First New Year’s Eve

Feliz Año Nuevo

I hope you all had a great and safe New Year’s Eve. We didn’t know what to expect here in Cuenca, so we spent the evening just waiting to see what happens at midnight. It was quite a spectacle. Instead of having huge fireworks displays put on by professionals, individual families held their own. The neighborhood was filled with fireworks, firecrackers, bottle rockets and fires.

Last week I included a picture of the masks for dummies that are sold in Cuenca for New Year’s Eve celebrations. These masks were for the monigotes (dummies, not stupid ones, but ones stuffed with paper, sawdust, cardboard or anything else that will burn). These muñecos (dolls) represent the año viejo (old year). The burning at midnight is a purification ritual to ward off bad luck (although a lot of Ecuadorians just light them on fire to watch them burn — because they can!) Another custom is to jump over the burning muñecos seven times, for good luck. Of course, by midnight many of those jumping over the flames have had a bit too much to drink, and a hospital visit is required. Our Spanish teacher told us that her father would jump over the muñecos holding one of the children! Her fiancee’s family no longer does this because they had a few accidents in the past.

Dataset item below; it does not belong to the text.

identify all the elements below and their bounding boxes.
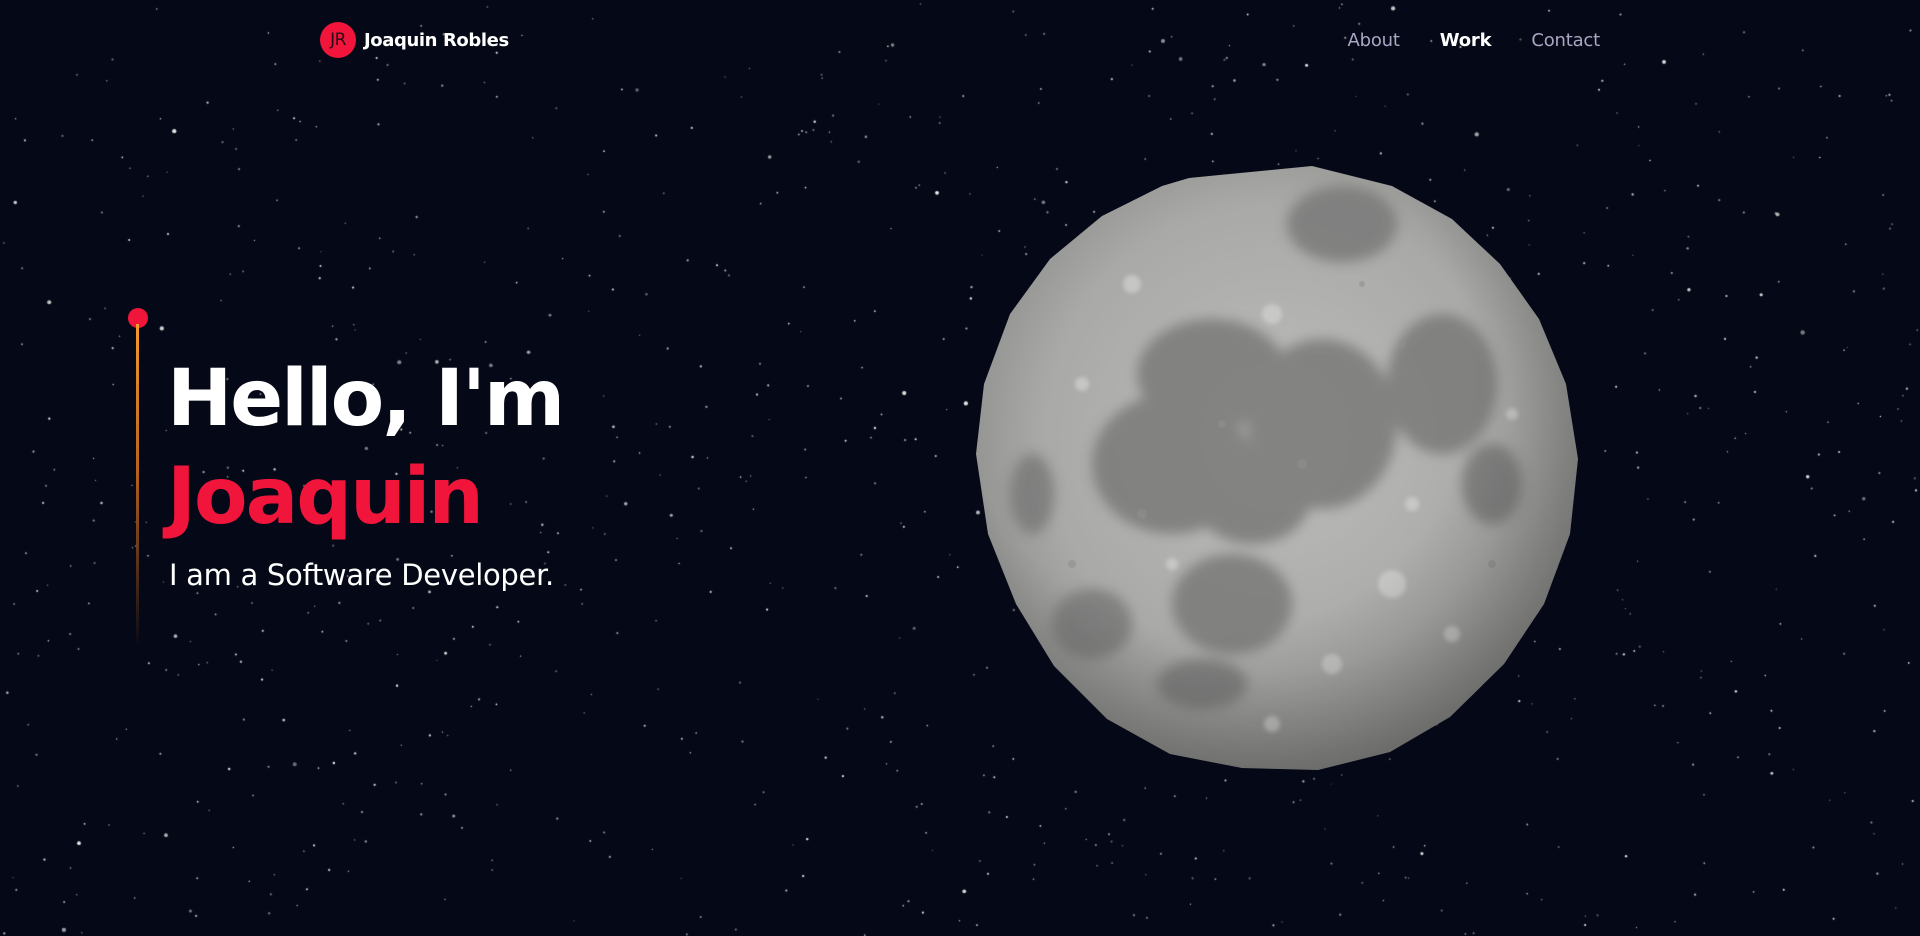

Bob wanted to buy a monigote to burn, but I wasn’t sold on that. Luckily, he changed his mind before Thursday night. The booths selling these dummies sprung up all over the city just after Christmas. Here’s a few we saw:

 

 

The dummies come in all shapes and sizes —some cartoon characters, some political figures (an expat here was trying to find a Trump mask — don’t know whether she ever found it).

Some represent family members, too.

 

 

 

 

 

You could buy the masks and stuffed dummies separately and build your own.

 

These were less fancy dummies being sold across the street from our apartment. They were mostly headless and masks were added. People took a long time deciding on just the right dummy and mask for the head.
Fireworks are legal in Ecuador, but the vendors need a special license to sell them. Some of the dummies have firecrackers inside that go off when they burn. It makes for some excitement (especially when jumping over them!)

Here’s what it looked like at midnight (as the ball dropped in Times Square it was a very different experience here in Ecuador).
Muñecos burning in the street

 

 

 

 

 

 

 

 

 

 

 

Fireworks over Cuenca

 

 

There were also “widows”, men dressed in women’s clothing, stopping cars requesting financial aid to burn the old. (But mostly used to buy more beer.) We didn’t see many people giving them money, but we did see them almost get hit by cars not willing to stop.

Another tradition we actually took part in, was to eat 12 grapes at midnight, representing the 12 months of the year. The grapes we bought were huge and it took quite some time for me to eat them. (We cheated a bit, with Bob eating 6 and me eating 6 — figured that covered all 12 months.)

New Year’s Day was quiet, with most of the stores closed and people walking around much slower than usual as everyone recovered from the previous night.

That’s about it for this week — we wish you health, happiness and prosperity in 2016.
(Peace, love and all that other stuff, too!)

Hasta luego!

 

PS Please note that I have finally learned how to put the little squiggly thing over the ñ. Google is amazing and it was so easy I feel like an imbecile. Of course, now I will be searching for Spanish words with that thingy so I can show off.